Re: Recording Industry and MP3s

Author:Daniel Berlinger
Posted:5/5/1999; 11:49:33 AM
Topic:Recording Industry and MP3s
Msg #:5693 (In response to 5690)
Prev/Next:5692 / 5694

Some of the little touring bands that I go to see make more money on their CD sales at their concerts and they do on the concert itself. If they couldn't sell the CDs, they wouldn't be on the road, and I wouldn't be hearing their music.

And larger groups make more money off of merchandising than ticket sales. Tickets sales have too many entities splitting the income.

I wrote to Dave earlier today:

Labels provide three things. Money, marketing, and distribuition. There were always other sources for the first two but the last was pretty much locked up by the labels.

Digital distribution eliminates this problem, and the web has already forever changed marketing. There have always been many sources for money, you just need to apply the correct approach depending on the source.

An artist can make a deal with CD-Now, or Amazon, they can produce their own site and link into sites that specialize in digital distribution like mp3.com... and I'm sure, many other models.

The labels don't have a good reputation with the artists. While you can argue about whether artists should have ever given their power over to the labels (and do so with almost every deal), the bottom line is they do, but are beginning to see that they don't have to. They can be smarter business people and make a good deal now they aren't locked into the atom distribution process.

Broadband further alters this picture. If you could call up a favorite song, collection etc, with the same certainty that you now use the web wouldn't that change your music purchasing habits? It's the radio model. You play, you pay. There's a lot of music I'd love to have access to this way. I'd be able to afford to experiment much more...

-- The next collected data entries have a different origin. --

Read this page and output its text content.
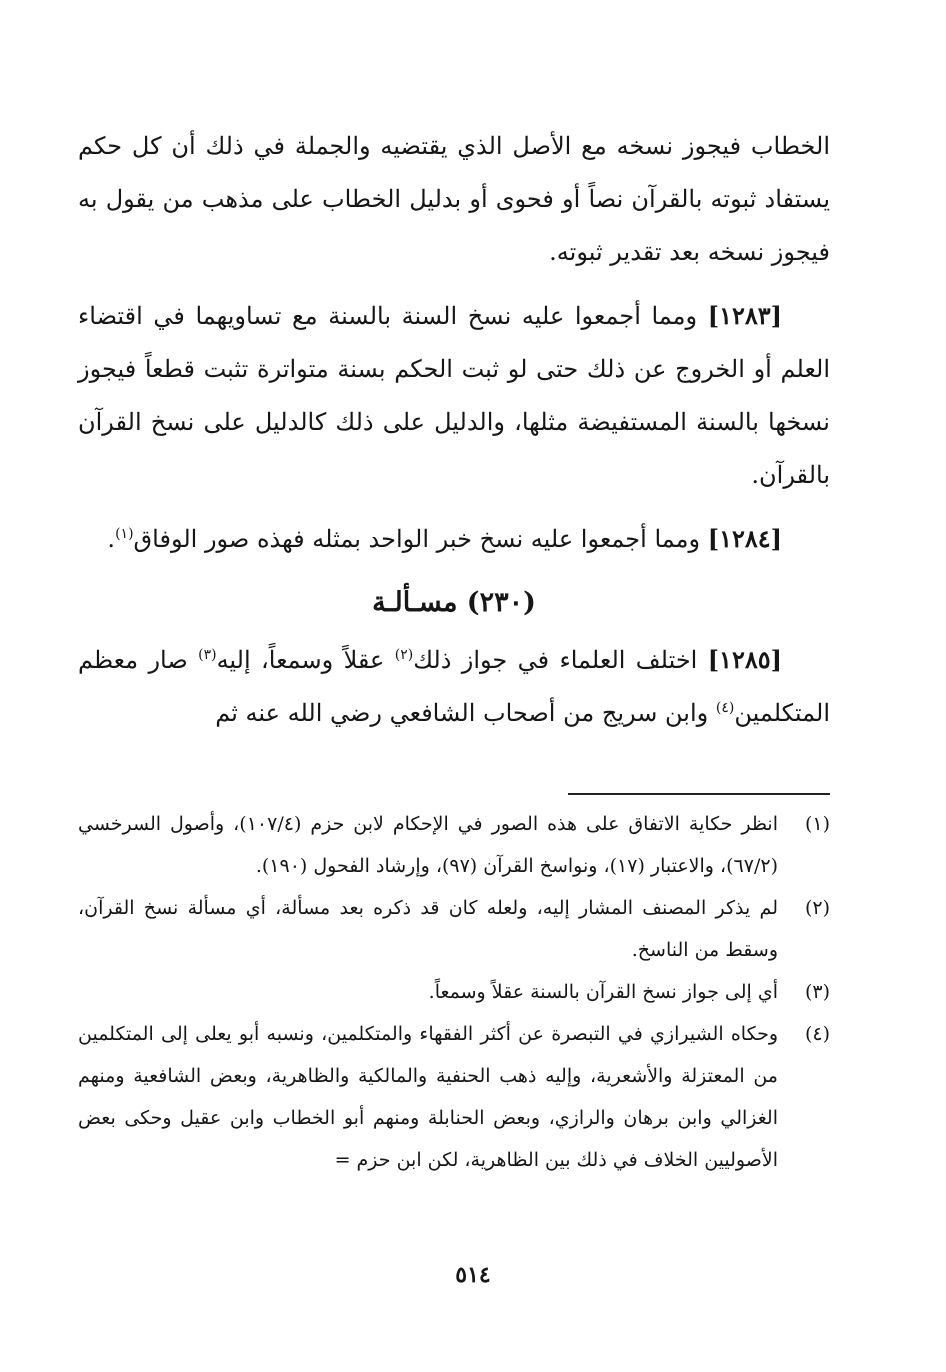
الخطاب فيجوز نسخه مع الأصل الذي يقتضيه والجملة في ذلك أن كل حكم يستفاد ثبوته بالقرآن نصاً أو فحوى أو بدليل الخطاب على مذهب من يقول به فيجوز نسخه بعد تقدير ثبوته.

[١٢٨٣] ومما أجمعوا عليه نسخ السنة بالسنة مع تساويهما في اقتضاء العلم أو الخروج عن ذلك حتى لو ثبت الحكم بسنة متواترة تثبت قطعاً فيجوز نسخها بالسنة المستفيضة مثلها، والدليل على ذلك كالدليل على نسخ القرآن بالقرآن.

[١٢٨٤] ومما أجمعوا عليه نسخ خبر الواحد بمثله فهذه صور الوفاق$^{(١)}$.

(٢٣٠) مسـألـة

[١٢٨٥] اختلف العلماء في جواز ذلك$^{(٢)}$ عقلاً وسمعاً، إليه$^{(٣)}$ صار معظم المتكلمين$^{(٤)}$ وابن سريج من أصحاب الشافعي رضي الله عنه ثم

(١)
انظر حكاية الاتفاق على هذه الصور في الإحكام لابن حزم (١٠٧/٤)، وأصول السرخسي (٦٧/٢)، والاعتبار (١٧)، ونواسخ القرآن (٩٧)، وإرشاد الفحول (١٩٠).
(٢)
لم يذكر المصنف المشار إليه، ولعله كان قد ذكره بعد مسألة، أي مسألة نسخ القرآن، وسقط من الناسخ.
(٣)
أي إلى جواز نسخ القرآن بالسنة عقلاً وسمعاً.
(٤)
وحكاه الشيرازي في التبصرة عن أكثر الفقهاء والمتكلمين، ونسبه أبو يعلى إلى المتكلمين من المعتزلة والأشعرية، وإليه ذهب الحنفية والمالكية والظاهرية، وبعض الشافعية ومنهم الغزالي وابن برهان والرازي، وبعض الحنابلة ومنهم أبو الخطاب وابن عقيل وحكى بعض الأصوليين الخلاف في ذلك بين الظاهرية، لكن ابن حزم =
٥١٤
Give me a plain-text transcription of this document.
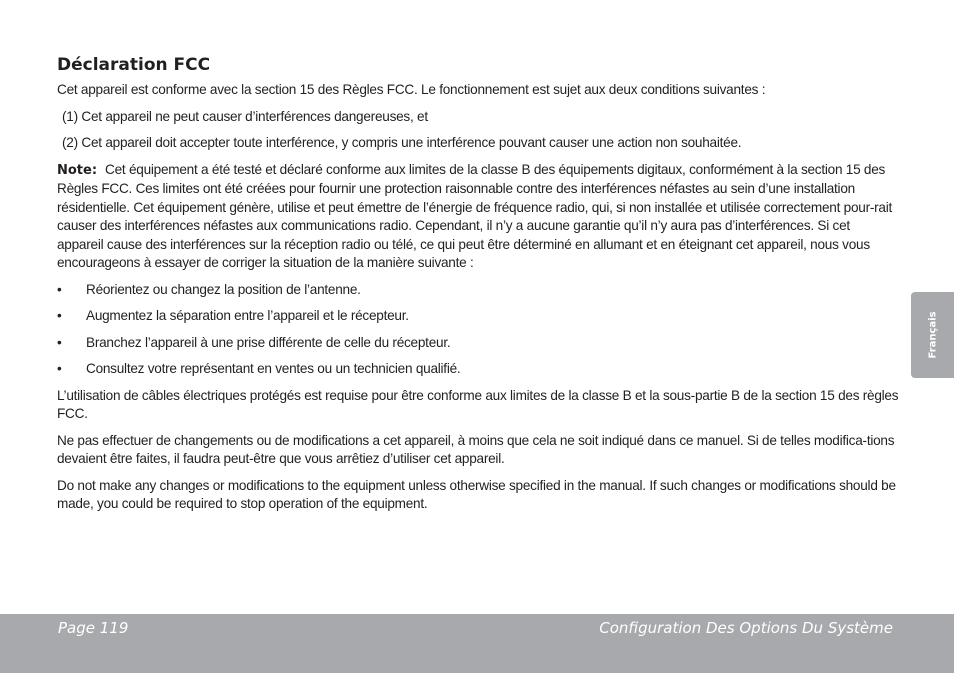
Déclaration FCC
Cet appareil est conforme avec la section 15 des Règles FCC. Le fonctionnement est sujet aux deux conditions suivantes :
(1) Cet appareil ne peut causer d’interférences dangereuses, et
(2) Cet appareil doit accepter toute interférence, y compris une interférence pouvant causer une action non souhaitée.
Note: Cet équipement a été testé et déclaré conforme aux limites de la classe B des équipements digitaux, conformément à la section 15 des Règles FCC. Ces limites ont été créées pour fournir une protection raisonnable contre des interférences néfastes au sein d’une installation résidentielle. Cet équipement génère, utilise et peut émettre de l’énergie de fréquence radio, qui, si non installée et utilisée correctement pour-rait causer des interférences néfastes aux communications radio. Cependant, il n’y a aucune garantie qu’il n’y aura pas d’interférences. Si cet appareil cause des interférences sur la réception radio ou télé, ce qui peut être déterminé en allumant et en éteignant cet appareil, nous vous encourageons à essayer de corriger la situation de la manière suivante :
• Réorientez ou changez la position de l’antenne.
• Augmentez la séparation entre l’appareil et le récepteur.
• Branchez l’appareil à une prise différente de celle du récepteur.
• Consultez votre représentant en ventes ou un technicien qualifié.
L’utilisation de câbles électriques protégés est requise pour être conforme aux limites de la classe B et la sous-partie B de la section 15 des règles FCC.
Ne pas effectuer de changements ou de modifications a cet appareil, à moins que cela ne soit indiqué dans ce manuel. Si de telles modifica-tions devaient être faites, il faudra peut-être que vous arrêtiez d’utiliser cet appareil.
Do not make any changes or modifications to the equipment unless otherwise specified in the manual. If such changes or modifications should be made, you could be required to stop operation of the equipment.
Français
Page 119	Configuration Des Options Du Système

As far as "copy protection" goes, there are some technologies that would help. For example, if one could watermark each instance... making every CD unique, or every download of song unique, it would have some impact. But the notion of copy protecting music is kind of silly in that sooner or later it has to be turned into music in the air, and once it gets to that point it is "free" for the taking. (And you understand that) Most people will do the right thing if you give them a chance.